Sorry, I don’t know the math that led them to their numerical result. They’re both astronomers, so I assume they used some numbers and stuff to derive their result. I’m sure, however, that they didn’t rely on simple observation, because the only one of the four quintillion such objects ever observed was Oumuamua, “Scout” in Hawaiian.
But unless one of those four quintillion objects is headed my way, I don’t care. If the chances of seeing one are so rare that we have spotted only one since the invention of the telescope, then the chances of being hit by one seem remote at best. Anyway, seems that there are other invasions that might have a more direct impact on my life—and yours.
With light pollution making stars less visible to the naked eye and with so many of us looking at earthly rather and celestial things, none of us will see the other Oumuamuas that are out there. And since very few humans will rise above the light-polluted night skies, visit a “dark zone” like Tierra del Fuego or North Korea (where there is a population but just not one with much electrical lighting), chances of seeing such a visitor are “none to slim,” and not slim to none.

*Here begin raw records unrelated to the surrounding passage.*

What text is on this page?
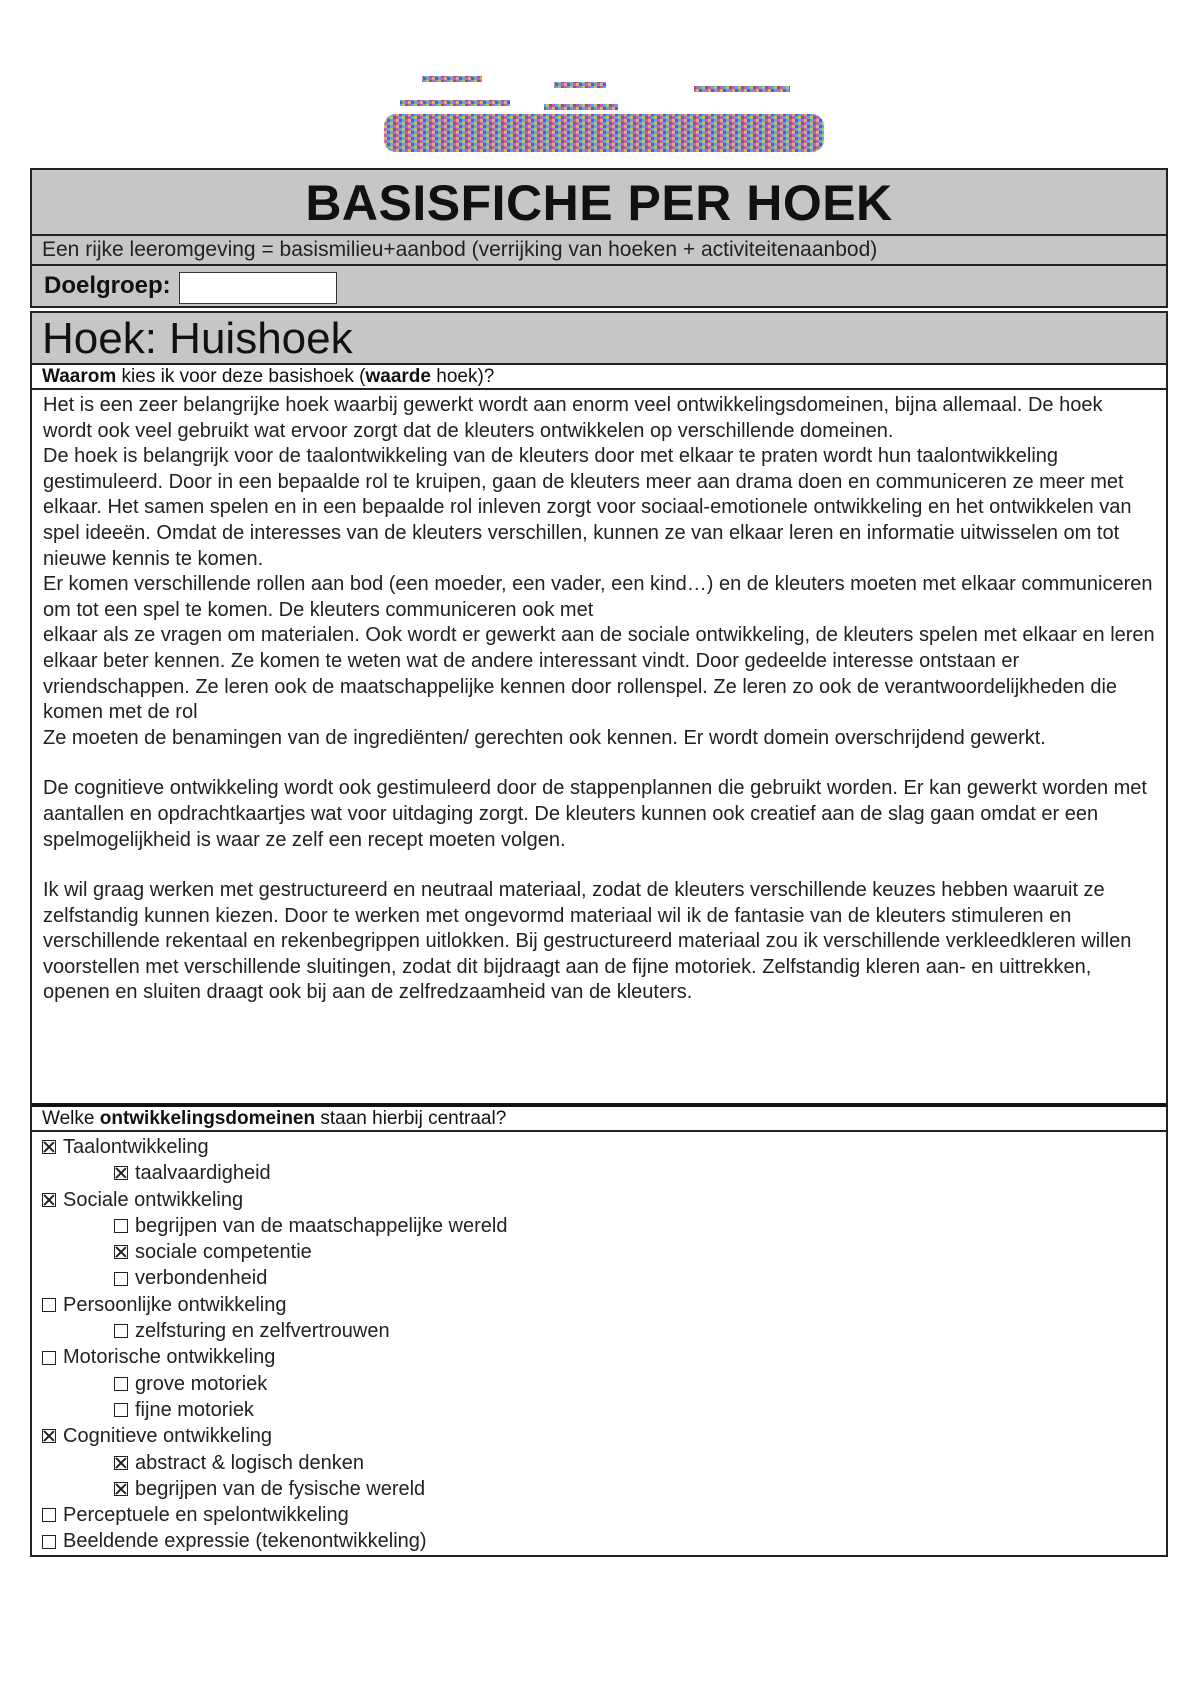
BASISFICHE PER HOEK
Een rijke leeromgeving = basismilieu+aanbod (verrijking van hoeken + activiteitenaanbod)
Doelgroep:
Hoek: Huishoek
Waarom kies ik voor deze basishoek (waarde hoek)?

Het is een zeer belangrijke hoek waarbij gewerkt wordt aan enorm veel ontwikkelingsdomeinen, bijna allemaal. De hoek wordt ook veel gebruikt wat ervoor zorgt dat de kleuters ontwikkelen op verschillende domeinen.

De hoek is belangrijk voor de taalontwikkeling van de kleuters door met elkaar te praten wordt hun taalontwikkeling gestimuleerd. Door in een bepaalde rol te kruipen, gaan de kleuters meer aan drama doen en communiceren ze meer met elkaar. Het samen spelen en in een bepaalde rol inleven zorgt voor sociaal-emotionele ontwikkeling en het ontwikkelen van spel ideeën. Omdat de interesses van de kleuters verschillen, kunnen ze van elkaar leren en informatie uitwisselen om tot nieuwe kennis te komen.

Er komen verschillende rollen aan bod (een moeder, een vader, een kind…) en de kleuters moeten met elkaar communiceren om tot een spel te komen. De kleuters communiceren ook met

elkaar als ze vragen om materialen. Ook wordt er gewerkt aan de sociale ontwikkeling, de kleuters spelen met elkaar en leren elkaar beter kennen. Ze komen te weten wat de andere interessant vindt. Door gedeelde interesse ontstaan er vriendschappen. Ze leren ook de maatschappelijke kennen door rollenspel. Ze leren zo ook de verantwoordelijkheden die komen met de rol

Ze moeten de benamingen van de ingrediënten/ gerechten ook kennen. Er wordt domein overschrijdend gewerkt.

De cognitieve ontwikkeling wordt ook gestimuleerd door de stappenplannen die gebruikt worden. Er kan gewerkt worden met aantallen en opdrachtkaartjes wat voor uitdaging zorgt. De kleuters kunnen ook creatief aan de slag gaan omdat er een spelmogelijkheid is waar ze zelf een recept moeten volgen.

Ik wil graag werken met gestructureerd en neutraal materiaal, zodat de kleuters verschillende keuzes hebben waaruit ze zelfstandig kunnen kiezen. Door te werken met ongevormd materiaal wil ik de fantasie van de kleuters stimuleren en verschillende rekentaal en rekenbegrippen uitlokken. Bij gestructureerd materiaal zou ik verschillende verkleedkleren willen voorstellen met verschillende sluitingen, zodat dit bijdraagt aan de fijne motoriek. Zelfstandig kleren aan- en uittrekken, openen en sluiten draagt ook bij aan de zelfredzaamheid van de kleuters.

Welke ontwikkelingsdomeinen staan hierbij centraal?
Taalontwikkeling
taalvaardigheid
Sociale ontwikkeling
begrijpen van de maatschappelijke wereld
sociale competentie
verbondenheid
Persoonlijke ontwikkeling
zelfsturing en zelfvertrouwen
Motorische ontwikkeling
grove motoriek
fijne motoriek
Cognitieve ontwikkeling
abstract & logisch denken
begrijpen van de fysische wereld
Perceptuele en spelontwikkeling
Beeldende expressie (tekenontwikkeling)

But you will likely encounter a visitor from another country during the current mass migration through a porous border. And that encounter will occur even though the number of human visitors pales by comparison to Loeb’s and Ezell’s celestial travelers. The estimated U.S. southern border encounters of 2.5 million is 0.000000000000625% as many visitors as those traveling through the Solar System from other solar systems. Yet, the likelihood of your encounter with a border-crosser seems greater than encountering an object like “Oumuamua.”